Thanks for the info, like the kit at the end but trying to spend less than that if possible. I've done some calcs to get used to the sort of numbers involved in all this, and came up with this quick spreadsheet to work out how long it would take to heat up a certain quantity of water (assuming no heat loss from the reservoir).
I also had another look at the inlet and outlet barbs screwed into the end of the spindle. Given that 3/8" (~10mm) ID pipe is quite popular for CPU cooling, I was disappointed to find the following rough dimensions on these barbs:
The thread into the spindle end itself is around 7-8mm (I've emailed the supplier for the exact size)
The barb which screws into this thread has a hole around 4.5mm at one end, and a hole about 2.5mm where the pipe connects.

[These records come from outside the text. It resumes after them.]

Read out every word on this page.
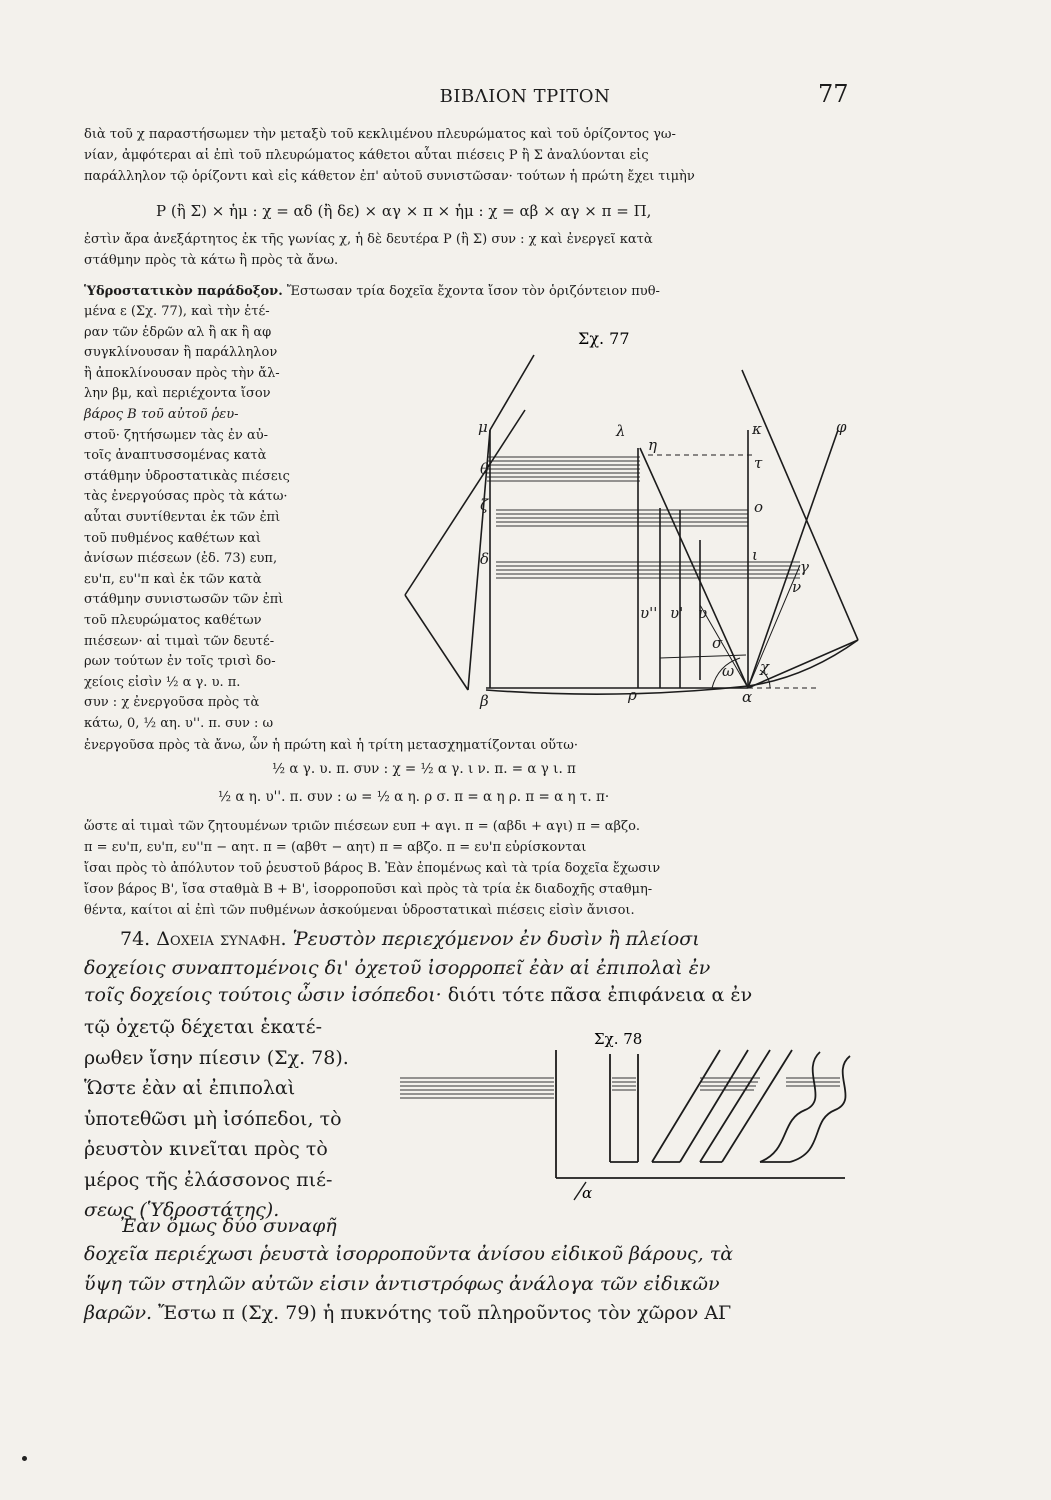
ΒΙΒΛΙΟΝ ΤΡΙΤΟΝ	77
διὰ τοῦ χ παραστήσωμεν τὴν μεταξὺ τοῦ κεκλιμένου πλευρώματος καὶ τοῦ ὁρίζοντος γω-
νίαν, ἀμφότεραι αἱ ἐπὶ τοῦ πλευρώματος κάθετοι αὗται πιέσεις Ρ ἢ Σ ἀναλύονται εἰς
παράλληλον τῷ ὁρίζοντι καὶ εἰς κάθετον ἐπ' αὐτοῦ συνιστῶσαν· τούτων ἡ πρώτη ἔχει τιμὴν
Ρ (ἢ Σ) × ἡμ : χ = αδ (ἢ δε) × αγ × π × ἡμ : χ = αβ × αγ × π = Π,
ἐστὶν ἄρα ἀνεξάρτητος ἐκ τῆς γωνίας χ, ἡ δὲ δευτέρα Ρ (ἢ Σ) συν : χ καὶ ἐνεργεῖ κατὰ
στάθμην πρὸς τὰ κάτω ἢ πρὸς τὰ ἄνω.
Ὑδροστατικὸν παράδοξον. Ἔστωσαν τρία δοχεῖα ἔχοντα ἴσον τὸν ὁριζόντειον πυθ-
μένα ε (Σχ. 77), καὶ τὴν ἑτέ-
ραν τῶν ἑδρῶν αλ ἢ ακ ἢ αφ
συγκλίνουσαν ἢ παράλληλον
ἢ ἀποκλίνουσαν πρὸς τὴν ἄλ-
λην βμ, καὶ περιέχοντα ἴσον
βάρος Β τοῦ αὐτοῦ ῥευ-
στοῦ· ζητήσωμεν τὰς ἐν αὐ-
τοῖς ἀναπτυσσομένας κατὰ
στάθμην ὑδροστατικὰς πιέσεις
τὰς ἐνεργούσας πρὸς τὰ κάτω·
αὗται συντίθενται ἐκ τῶν ἐπὶ
τοῦ πυθμένος καθέτων καὶ
ἀνίσων πιέσεων (ἐδ. 73) ευπ,
ευ'π, ευ''π καὶ ἐκ τῶν κατὰ
στάθμην συνιστωσῶν τῶν ἐπὶ
τοῦ πλευρώματος καθέτων
πιέσεων· αἱ τιμαὶ τῶν δευτέ-
ρων τούτων ἐν τοῖς τρισὶ δο-
χείοις εἰσὶν ½ α γ. υ. π.
συν : χ ἐνεργοῦσα πρὸς τὰ
κάτω, 0, ½ αη. υ''. π. συν : ω
Σχ. 77
μ	λ
η
κ	φ
θ	τ
ζ	ο
δ	ι
γ
ν
υ'' υ' υ
σ
ω χ
β	ρ	α
ἐνεργοῦσα πρὸς τὰ ἄνω, ὧν ἡ πρώτη καὶ ἡ τρίτη μετασχηματίζονται οὕτω·
½ α γ. υ. π. συν : χ = ½ α γ. ι ν. π. = α γ ι. π
½ α η. υ''. π. συν : ω = ½ α η. ρ σ. π = α η ρ. π = α η τ. π·
ὥστε αἱ τιμαὶ τῶν ζητουμένων τριῶν πιέσεων ευπ + αγι. π = (αβδι + αγι) π = αβζο.
π = ευ'π, ευ'π, ευ''π − αητ. π = (αβθτ − αητ) π = αβζο. π = ευ'π εὑρίσκονται
ἴσαι πρὸς τὸ ἀπόλυτον τοῦ ῥευστοῦ βάρος Β. Ἐὰν ἑπομένως καὶ τὰ τρία δοχεῖα ἔχωσιν
ἴσον βάρος Β', ἴσα σταθμὰ Β + Β', ἰσορροποῦσι καὶ πρὸς τὰ τρία ἐκ διαδοχῆς σταθμη-
θέντα, καίτοι αἱ ἐπὶ τῶν πυθμένων ἀσκούμεναι ὑδροστατικαὶ πιέσεις εἰσὶν ἄνισοι.
74. Δοχεια συναφη. Ῥευστὸν περιεχόμενον ἐν δυσὶν ἢ πλείοσι
δοχείοις συναπτομένοις δι' ὀχετοῦ ἰσορροπεῖ ἐὰν αἱ ἐπιπολαὶ ἐν
τοῖς δοχείοις τούτοις ὦσιν ἰσόπεδοι· διότι τότε πᾶσα ἐπιφάνεια α ἐν
τῷ ὀχετῷ δέχεται ἑκατέ-
ρωθεν ἴσην πίεσιν (Σχ. 78).
Ὥστε ἐὰν αἱ ἐπιπολαὶ
ὑποτεθῶσι μὴ ἰσόπεδοι, τὸ
ῥευστὸν κινεῖται πρὸς τὸ
μέρος τῆς ἐλάσσονος πιέ-
σεως (Ὑδροστάτης).
Σχ. 78
α
Ἐὰν ὅμως δύο συναφῆ
δοχεῖα περιέχωσι ῥευστὰ ἰσορροποῦντα ἀνίσου εἰδικοῦ βάρους, τὰ
ὕψη τῶν στηλῶν αὐτῶν εἰσιν ἀντιστρόφως ἀνάλογα τῶν εἰδικῶν
βαρῶν. Ἔστω π (Σχ. 79) ἡ πυκνότης τοῦ πληροῦντος τὸν χῶρον ΑΓ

This is quite a reduction! I repeated the 'blowing into it test' with and without these barbs connected and it made a big difference. When I find out what size thread these barbs are they are going to be replaced! If they are G1/4 (popular CPU cooling size), I'm hoping I can put some proper cooling mod parts in instead and increase the hole size from 2.5mm to 10mm at the pipe end.
Failing all that I guess the spindle endplate could be removed and the holes re-tapped. Feeling much better about this now since the flow will be so much better if I can open these restrictions up.
By the way, I've asked the supplier if the internal channels are aluminium.
Last edited by routercnc; 01-09-2010 at 07:20 PM.
If I were the pedantic sort I'd remind you to add in the heat load from the pump, but I'm not so I wont ;)
The entry holes do look a bit piddly. Thin tube is more bendy (showing my full engineering acumen here) which may be a nice feature when connected to the moving head. I wonder how 12mm ID 19mm OD tube will fair after 2 weeks of constant bending and twisting?
The reduction in diameter sounds significant and may well be a design feature used to increase the velocity of the water over the cooling part:
1) Higher velocity means less laminar flow ie it minimises the occurrence of slower moving 'layers' of water near the boundaries which effectively 'insulate' the metal from the main cooling flow.
2) The common sense of many tell them that the longer the water is in contact with the metal, the more heat the water will take up, or give up if in a radiator. This is of course pants, in and out asap is the way to maximise the amount of energy transferred..... Unless achieving a satisfactory velocity requires a 200w pump ;)
Jet Plates!! Sounds good, lol http://www.thewatercoolingshop.co.uk...-HF-Plexi.html
Hehe, extra points to anyone who can tell me what the 'Blank' jet plate is for :)
Yes, didn't bother with the heat from the pump itself as it's quite small and this is a rough calc. By the way, I'm assuming you can ratio specific heat capacity values of water and Propylene Glycol in the proportion they are added to the mix.
Since I'm going to mount all this on the router plate there is no pipe bending and movement between the spindle and water cooling system. If you see my build log you'll see the router plate is long enough with space above the spindle to mount the cooling bits. It's all been worked out - well, package protected for anyway!.
I follow your point about narrow inlet/outlet increasing flow velocity, which it will, but immediately after the barbs (i.e. just inside the spindle) it opens out again which will slow it back down again. So I think this is effectively just a local bottleneck. My blow tests with and without the barbs back this up.
Thinking about your maximum heat transfer point, I guess this is like the wind chill effect where a windy day will cool you down more than a calm day. The rate of transfer of heat is proportional to the difference in temperature between the 2 parts. Hot stuff (relative to the surroundings) cools quicker. As it cools, it cools slower and slower. Therefore you want to keep putting fresh cold water next to the hot bits to maximise the transfer rate. Possibly.
I'm sure there are many factors involved, but to be honest I don't want to go down that long road - just want it to work so can get back to my hobby!
Blank jet plates - CNC machine your own?!
02-09-2010 #24Blank jet plates - CNC machine your own?!
Not bother with containers, radiator, and pump! I connected a hose cold water, and the sewage will water the flowers!